HDR Series - Miniature Digital to Resolver, Isolated Refernce Input, Low cost
Features:
- 14 and 16 Bits Resolution
- 2' or 4 ‘ Accuracy
- Lower cost / size comparable to hybrids
- Lowest Power Consumption: 0.533 Watts
- Internal Transformer Isolated Reference Input, Options: 115VAC. / 26VAC., or 1-26VAC. User Scaleable.
- Wide Band Frequency: DC to 3000Hz.4
- +/-12 and +/-15 Volt Powered Models
- -40degreesC to +85degreesC Operating Temp.2
- Short Circuit Protected Outputs1
- Buffered 16 Bit Transparent Latch Input
- Auxiliary Reference Output for loss detect
- Low Scale Factor Variation: 0.05% Typical
- CMOS and TTL Compatible Inputs
Description:
The HDR are sub-miniature, low cost, and low power; Digital to Resolver (AC Sine / Cosine) COnverters designed for high performance industrial and COTS Military applications.
The HDR Series are sub-miniature modules that are; size comparable, low cost alternatives to Hybrid type D-R and D-S converters. Because of their advanced modular design the HDRL series features short lead times that are neither limited to infrequent hybrid production cycles, long term parts allocation, minimum quantity purchases, or hybrid obsolescence related concerns.
Additionally the HDR-X units feature internal micro-transformers for 100% isolation of the AC Reference inputs, they accept either direct 115, 26VAC or user scaleable inputs as standard model selections. The use of internal Isolation Transformers on the reference inputs provides phasing flexibility, immunity from ground loops or ground reference induced noise, and are an effective barrier to prevent any electrical noise on the reference source input from effecting the users digital control system and DC supply rails. Because the AC Reference source is commonly shared or tied to many different destinations (other hardware) in a typical system; isolation on the reference inputs protects not only the user ciruitry of the D-R converter, but also every user tied to the reference source in the system. When integrated on applications as add-on hardware; the isolation assures the user that the add-on hardware is non-obtrusive, and causes no conflict with any existing apparatus. High input impedance and very low current draw on the reference input (typically less than 1 ma.) assures compatibility with low current drive resolver circuits typically used on R-D converter products and resolver based motion control systems.
The digital input is a 16 Bits wide, both CMOS and TTl compatible 5 volt logic, representing binary weighted angle. The digital input also includes a transparent latch controlled by the LE (Latch Enable Input). When LE is at a high level (or no connect) no control over data is needed and the sine / cosine resolver outputs will be continuously updating (always following the digital input). When LE is set to a low level the input data is latched, providing a convenient direct access solution to any bus based interface.

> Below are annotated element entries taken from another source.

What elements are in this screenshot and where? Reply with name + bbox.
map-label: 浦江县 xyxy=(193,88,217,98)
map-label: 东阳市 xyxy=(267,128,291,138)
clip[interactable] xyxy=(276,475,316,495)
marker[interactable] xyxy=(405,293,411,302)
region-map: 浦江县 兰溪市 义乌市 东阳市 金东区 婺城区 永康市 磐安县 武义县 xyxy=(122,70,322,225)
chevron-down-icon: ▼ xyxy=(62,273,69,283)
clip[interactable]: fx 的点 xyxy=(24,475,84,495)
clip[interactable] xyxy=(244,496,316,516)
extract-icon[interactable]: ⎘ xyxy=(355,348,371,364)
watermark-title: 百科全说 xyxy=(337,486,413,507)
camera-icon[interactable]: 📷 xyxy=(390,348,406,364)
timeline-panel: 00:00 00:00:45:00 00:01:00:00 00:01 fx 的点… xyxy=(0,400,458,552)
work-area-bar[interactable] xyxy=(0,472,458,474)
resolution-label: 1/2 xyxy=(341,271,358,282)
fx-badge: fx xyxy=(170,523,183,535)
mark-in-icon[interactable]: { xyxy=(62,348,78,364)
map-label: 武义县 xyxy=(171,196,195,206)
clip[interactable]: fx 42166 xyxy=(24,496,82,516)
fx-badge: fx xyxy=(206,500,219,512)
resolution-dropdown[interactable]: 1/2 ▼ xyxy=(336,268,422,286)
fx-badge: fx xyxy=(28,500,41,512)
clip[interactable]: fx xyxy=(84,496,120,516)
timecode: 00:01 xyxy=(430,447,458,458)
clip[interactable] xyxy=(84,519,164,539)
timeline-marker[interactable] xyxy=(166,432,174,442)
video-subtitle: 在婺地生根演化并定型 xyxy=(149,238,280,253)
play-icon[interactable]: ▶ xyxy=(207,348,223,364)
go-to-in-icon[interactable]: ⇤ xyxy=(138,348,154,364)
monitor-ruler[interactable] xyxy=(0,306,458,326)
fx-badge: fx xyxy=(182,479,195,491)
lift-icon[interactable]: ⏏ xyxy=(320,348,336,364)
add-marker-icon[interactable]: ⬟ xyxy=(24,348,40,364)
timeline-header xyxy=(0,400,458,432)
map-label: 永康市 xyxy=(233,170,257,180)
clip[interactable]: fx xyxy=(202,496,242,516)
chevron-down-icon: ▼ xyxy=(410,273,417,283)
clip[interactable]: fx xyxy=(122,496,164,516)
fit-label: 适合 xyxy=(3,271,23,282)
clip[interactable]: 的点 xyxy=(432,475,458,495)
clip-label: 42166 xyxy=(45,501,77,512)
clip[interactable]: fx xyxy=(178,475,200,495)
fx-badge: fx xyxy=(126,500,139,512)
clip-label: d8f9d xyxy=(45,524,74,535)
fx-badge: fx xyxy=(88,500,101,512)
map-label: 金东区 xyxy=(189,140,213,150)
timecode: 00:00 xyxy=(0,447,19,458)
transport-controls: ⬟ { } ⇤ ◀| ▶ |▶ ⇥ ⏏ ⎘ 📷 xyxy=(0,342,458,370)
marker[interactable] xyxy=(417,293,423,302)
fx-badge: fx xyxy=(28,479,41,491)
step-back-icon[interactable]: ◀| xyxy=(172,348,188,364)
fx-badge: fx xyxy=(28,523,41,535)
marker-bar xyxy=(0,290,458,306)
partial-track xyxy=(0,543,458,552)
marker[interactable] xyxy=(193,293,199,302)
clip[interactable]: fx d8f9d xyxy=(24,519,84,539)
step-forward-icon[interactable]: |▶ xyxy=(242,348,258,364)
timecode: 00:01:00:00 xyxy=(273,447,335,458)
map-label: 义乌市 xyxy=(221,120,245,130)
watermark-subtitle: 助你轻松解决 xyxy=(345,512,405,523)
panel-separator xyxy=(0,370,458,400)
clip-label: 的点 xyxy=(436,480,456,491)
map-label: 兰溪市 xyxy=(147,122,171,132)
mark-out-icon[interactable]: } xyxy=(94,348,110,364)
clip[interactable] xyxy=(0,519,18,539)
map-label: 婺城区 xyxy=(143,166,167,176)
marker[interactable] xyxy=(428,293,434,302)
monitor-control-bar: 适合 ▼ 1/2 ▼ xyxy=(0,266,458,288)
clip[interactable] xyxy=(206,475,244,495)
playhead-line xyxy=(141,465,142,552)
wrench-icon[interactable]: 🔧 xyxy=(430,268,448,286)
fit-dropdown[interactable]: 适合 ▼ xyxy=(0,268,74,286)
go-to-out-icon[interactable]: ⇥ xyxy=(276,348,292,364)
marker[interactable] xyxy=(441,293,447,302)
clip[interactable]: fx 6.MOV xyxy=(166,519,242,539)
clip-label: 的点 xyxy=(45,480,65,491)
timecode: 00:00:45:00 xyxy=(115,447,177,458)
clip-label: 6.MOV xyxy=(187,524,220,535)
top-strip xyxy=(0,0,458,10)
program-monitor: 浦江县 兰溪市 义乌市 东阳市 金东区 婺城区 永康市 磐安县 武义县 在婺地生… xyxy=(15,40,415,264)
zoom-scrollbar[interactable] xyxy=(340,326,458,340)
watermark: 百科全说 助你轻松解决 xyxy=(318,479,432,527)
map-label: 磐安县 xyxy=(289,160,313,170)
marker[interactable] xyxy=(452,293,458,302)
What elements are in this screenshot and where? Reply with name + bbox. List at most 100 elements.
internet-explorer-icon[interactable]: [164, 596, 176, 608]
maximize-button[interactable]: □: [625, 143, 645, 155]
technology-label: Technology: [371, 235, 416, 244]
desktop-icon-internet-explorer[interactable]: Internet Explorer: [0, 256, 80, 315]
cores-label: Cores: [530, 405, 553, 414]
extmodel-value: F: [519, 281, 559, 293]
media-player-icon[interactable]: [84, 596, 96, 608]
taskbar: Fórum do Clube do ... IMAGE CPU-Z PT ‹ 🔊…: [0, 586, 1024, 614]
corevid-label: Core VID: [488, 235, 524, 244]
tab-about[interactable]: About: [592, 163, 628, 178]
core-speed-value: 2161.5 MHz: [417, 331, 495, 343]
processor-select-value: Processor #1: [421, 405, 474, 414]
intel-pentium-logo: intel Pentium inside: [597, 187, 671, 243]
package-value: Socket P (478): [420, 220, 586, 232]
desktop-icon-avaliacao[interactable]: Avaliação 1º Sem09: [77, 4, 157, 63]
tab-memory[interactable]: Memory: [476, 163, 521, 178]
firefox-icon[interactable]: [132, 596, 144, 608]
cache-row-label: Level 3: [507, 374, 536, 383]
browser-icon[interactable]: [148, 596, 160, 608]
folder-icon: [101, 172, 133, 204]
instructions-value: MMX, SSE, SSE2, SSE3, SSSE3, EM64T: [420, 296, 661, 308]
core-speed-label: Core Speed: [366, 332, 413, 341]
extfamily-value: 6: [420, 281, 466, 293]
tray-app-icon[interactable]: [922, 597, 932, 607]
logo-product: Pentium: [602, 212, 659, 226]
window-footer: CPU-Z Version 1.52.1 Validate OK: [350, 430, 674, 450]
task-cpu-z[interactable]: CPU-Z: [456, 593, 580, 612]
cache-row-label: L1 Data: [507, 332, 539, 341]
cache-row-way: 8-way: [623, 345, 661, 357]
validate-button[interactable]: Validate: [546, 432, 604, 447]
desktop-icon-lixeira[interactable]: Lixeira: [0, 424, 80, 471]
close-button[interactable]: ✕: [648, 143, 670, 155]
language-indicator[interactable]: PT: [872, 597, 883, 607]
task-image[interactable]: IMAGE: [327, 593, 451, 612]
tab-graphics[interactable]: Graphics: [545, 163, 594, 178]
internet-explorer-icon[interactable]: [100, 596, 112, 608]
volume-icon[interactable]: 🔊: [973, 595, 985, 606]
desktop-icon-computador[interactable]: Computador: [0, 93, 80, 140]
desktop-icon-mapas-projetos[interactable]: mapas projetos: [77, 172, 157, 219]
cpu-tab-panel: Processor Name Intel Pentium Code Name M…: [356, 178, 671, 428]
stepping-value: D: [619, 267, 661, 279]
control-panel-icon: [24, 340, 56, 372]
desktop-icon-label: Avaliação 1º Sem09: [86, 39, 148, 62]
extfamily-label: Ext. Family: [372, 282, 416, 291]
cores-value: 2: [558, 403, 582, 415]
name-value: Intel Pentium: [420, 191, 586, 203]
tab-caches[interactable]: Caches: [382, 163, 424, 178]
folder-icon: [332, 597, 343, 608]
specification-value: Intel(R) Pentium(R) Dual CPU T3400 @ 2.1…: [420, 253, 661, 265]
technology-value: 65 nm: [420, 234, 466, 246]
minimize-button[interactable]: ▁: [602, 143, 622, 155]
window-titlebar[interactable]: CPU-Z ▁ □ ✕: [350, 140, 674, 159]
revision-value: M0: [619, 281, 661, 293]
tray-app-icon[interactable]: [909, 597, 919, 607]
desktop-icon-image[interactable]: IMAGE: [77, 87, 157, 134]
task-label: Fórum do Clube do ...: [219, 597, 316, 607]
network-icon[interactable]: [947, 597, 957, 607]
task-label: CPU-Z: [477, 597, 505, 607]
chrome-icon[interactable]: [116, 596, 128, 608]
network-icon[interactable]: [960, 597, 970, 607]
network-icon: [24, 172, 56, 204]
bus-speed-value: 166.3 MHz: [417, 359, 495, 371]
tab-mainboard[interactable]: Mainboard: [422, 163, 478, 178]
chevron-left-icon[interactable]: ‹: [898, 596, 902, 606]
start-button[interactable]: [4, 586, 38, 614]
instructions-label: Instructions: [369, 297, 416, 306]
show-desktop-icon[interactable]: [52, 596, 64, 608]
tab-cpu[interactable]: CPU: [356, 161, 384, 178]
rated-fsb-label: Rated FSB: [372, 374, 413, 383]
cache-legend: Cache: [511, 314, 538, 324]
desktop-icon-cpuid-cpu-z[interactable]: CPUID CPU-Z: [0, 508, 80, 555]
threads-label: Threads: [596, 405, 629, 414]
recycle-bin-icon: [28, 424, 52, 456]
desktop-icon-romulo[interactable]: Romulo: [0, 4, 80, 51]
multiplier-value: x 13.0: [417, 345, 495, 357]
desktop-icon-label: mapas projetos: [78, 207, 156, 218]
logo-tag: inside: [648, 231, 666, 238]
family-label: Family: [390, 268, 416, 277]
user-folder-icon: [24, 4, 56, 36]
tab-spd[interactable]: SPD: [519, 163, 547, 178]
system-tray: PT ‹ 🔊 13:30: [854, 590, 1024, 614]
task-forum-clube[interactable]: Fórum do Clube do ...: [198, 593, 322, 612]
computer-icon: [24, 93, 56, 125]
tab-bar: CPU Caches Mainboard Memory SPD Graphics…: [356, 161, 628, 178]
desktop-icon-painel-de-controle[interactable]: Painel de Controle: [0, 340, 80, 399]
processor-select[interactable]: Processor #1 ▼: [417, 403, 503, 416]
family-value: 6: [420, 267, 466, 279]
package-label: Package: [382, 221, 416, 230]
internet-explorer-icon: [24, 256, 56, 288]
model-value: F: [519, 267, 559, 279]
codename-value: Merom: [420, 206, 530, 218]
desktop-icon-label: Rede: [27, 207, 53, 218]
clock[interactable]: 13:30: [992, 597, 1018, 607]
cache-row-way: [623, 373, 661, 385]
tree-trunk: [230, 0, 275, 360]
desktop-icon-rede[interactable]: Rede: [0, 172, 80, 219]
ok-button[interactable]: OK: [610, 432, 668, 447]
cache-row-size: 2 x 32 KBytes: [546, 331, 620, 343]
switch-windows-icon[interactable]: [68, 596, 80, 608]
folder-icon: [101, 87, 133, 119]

The 16 Bit digital data is binary weighted angle. The input data is converted to AC resolver type signals representing the sine and cosine of the digital angle, at the carrier frequency of the reference input. The output signals continuously tracks the reference input, always preserving the transformation ratio like that of a resolver or synchro itself. The ratio accuracy of the HDR series makes them ideal for use in driving R-D converters, resolver / synchro chains and repeaters, and R-D based motion control systems.
For standard 115V. and 26VAC reference input models the HDR series provides either a 6.81V. L-L sine/cosine output on +/-15VDC powered models, or 5.6V.L-L outputs on +/-12 VDC powered models. The outputs are short circuit protected and drive up to a full 2K. Ohm load. Using scaling resistors on the AC reference input can easily facilitate lower output levels.
For standard user scaleable models, a reference nput range can be user scaled from 1 to 115VAC, and a reference input of 1.3VAC yields the full 6.81V.L-L on +/-15VDC powered units, 5.6V.L-L on +/-12VDC powered units. Because the outputs follow the reference input, the resistors used to scale the reference can also be used to scale the sine/cosine output voltages.